3‧‧‧Biomedical test for blood coagulation test

300‧‧‧microchannel

301‧‧‧Mixed interval

302‧‧‧Connecting Department

303‧‧‧Makeup

304‧‧‧ first injection port

305‧‧‧second injection port

306‧‧‧Export

31‧‧‧ substrate layer

32‧‧‧Intermediate

321‧‧‧Microchannel

322‧‧‧Extended section

33‧‧‧Upper cover

331‧‧‧First injection hole

332‧‧‧Second injection hole

333‧‧‧Exhaust hole

334‧‧‧ marking line

800‧‧‧Water-assisted laser equipment

1 is a perspective exploded view of a preferred embodiment of a biomedical wafer for blood coagulation testing of the present invention; FIG. 2 is a plan view of the preferred embodiment; FIG. 3 is a water-assisted thunder of the cap layer of the preferred embodiment. Schematic diagram of the shot processing; Fig. 4 is a view similar to Fig. 3, illustrating a schematic diagram of processing a microchannel with a water-assisted laser on the top layer of the top surface of the load substrate; and Figure 5 is a citrate of the preferred embodiment.
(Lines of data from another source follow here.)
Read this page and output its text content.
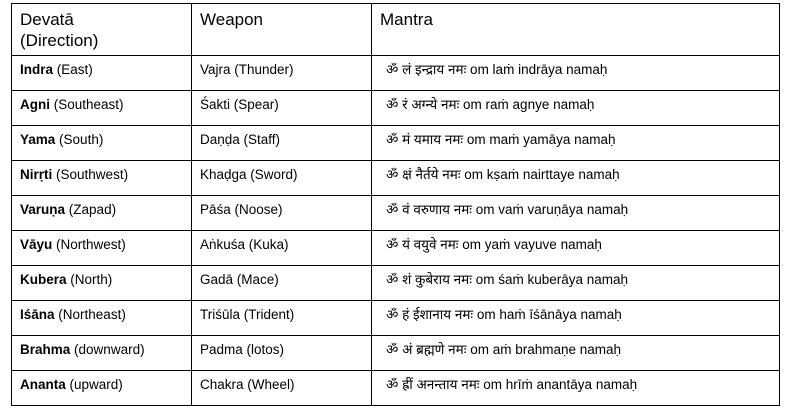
Devatā
(Direction)	Weapon	Mantra
Indra (East)	Vajra (Thunder)	ॐ लं इन्द्राय नमः om laṁ indrāya namaḥ
Agni (Southeast)	Śakti (Spear)	ॐ रं अग्न्ये नमः om raṁ agnye namaḥ
Yama (South)	Daṇḍa (Staff)	ॐ मं यमाय नमः om maṁ yamāya namaḥ
Nirṛti (Southwest)	Khaḍga (Sword)	ॐ क्षं नैर्तये नमः om kṣaṁ nairttaye namaḥ
Varuṇa (Zapad)	Pāśa (Noose)	ॐ वं वरुणाय नमः om vaṁ varuṇāya namaḥ
Vāyu (Northwest)	Aṅkuśa (Kuka)	ॐ यं वयुवे नमः om yaṁ vayuve namaḥ
Kubera (North)	Gadā (Mace)	ॐ शं कुबेराय नमः om śaṁ kuberāya namaḥ
Iśāna (Northeast)	Triśūla (Trident)	ॐ हं ईशानाय नमः om haṁ īśānāya namaḥ
Brahma (downward)	Padma (lotos)	ॐ अं ब्रह्मणे नमः om aṁ brahmaṇe namaḥ
Ananta (upward)	Chakra (Wheel)	ॐ ह्रीं अनन्ताय नमः om hrīṁ anantāya namaḥ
A histogram of the time distribution of various clotting time tests for blood.

3‧‧‧Biomedical wafers

31‧‧‧ substrate layer

32‧‧‧Intermediate

321‧‧‧Microchannel

322‧‧‧Extended section

33‧‧‧Upper cover

331‧‧‧First injection hole

332‧‧‧Second injection hole

333‧‧‧Exhaust hole

334‧‧‧ marking line

Claims (1)

A biomedical wafer for blood coagulation test containing a dry powder reagent, comprising: (a) a biomedical test cell for blood coagulation test, comprising: a substrate layer of a hydrophilic material sequentially stacked from bottom to top, An intermediate layer, and an upper cover layer of a hydrophilic material, wherein the base layer and the intermediate layer cooperate with the upper cover layer to define a closed elongated micro flow channel respectively opened in the upper cover layer and connected to the micro flow a first injection port and a row of outlets at opposite ends of the track, and a second injection port adjacent to the first injection port and communicating with the micro flow channel, the micro flow prop has a radial expansion and the second a mixing section in which the inlet is connected, the radial outer diameter of the mixing section is larger than the diameter of the second injection port, and has a communication portion below the second injection port, and a gap between the substrate layer and the upper cover layer And communicating with the capillary portion around the connecting portion, and the inner diameter of the micro flow channel is small enough to generate a capillary force for driving the blood in the first injection port and the reagent in the second injection port to automatically flow along the length thereof Will drive blood automatically Passing through the capillary portion, and inhaling and mixing the reagent in the communication portion, flowing toward the discharge port; and (b) one of the dry powder-like second reagent is applied to the inner wall surface of the mixing section; c) one of the liquid forms, the first reagent is dropped into the first injection port, and the capillary force generated by the micro flow channel is used to drive the first reagent to flow through the capillary portion of the mixing section to flow through the capillary portion The first reagent gradually carries away the dry powdery second reagent in the mixing interval, and the second reagent is mixed with the first reagent and then Pass the mixing interval.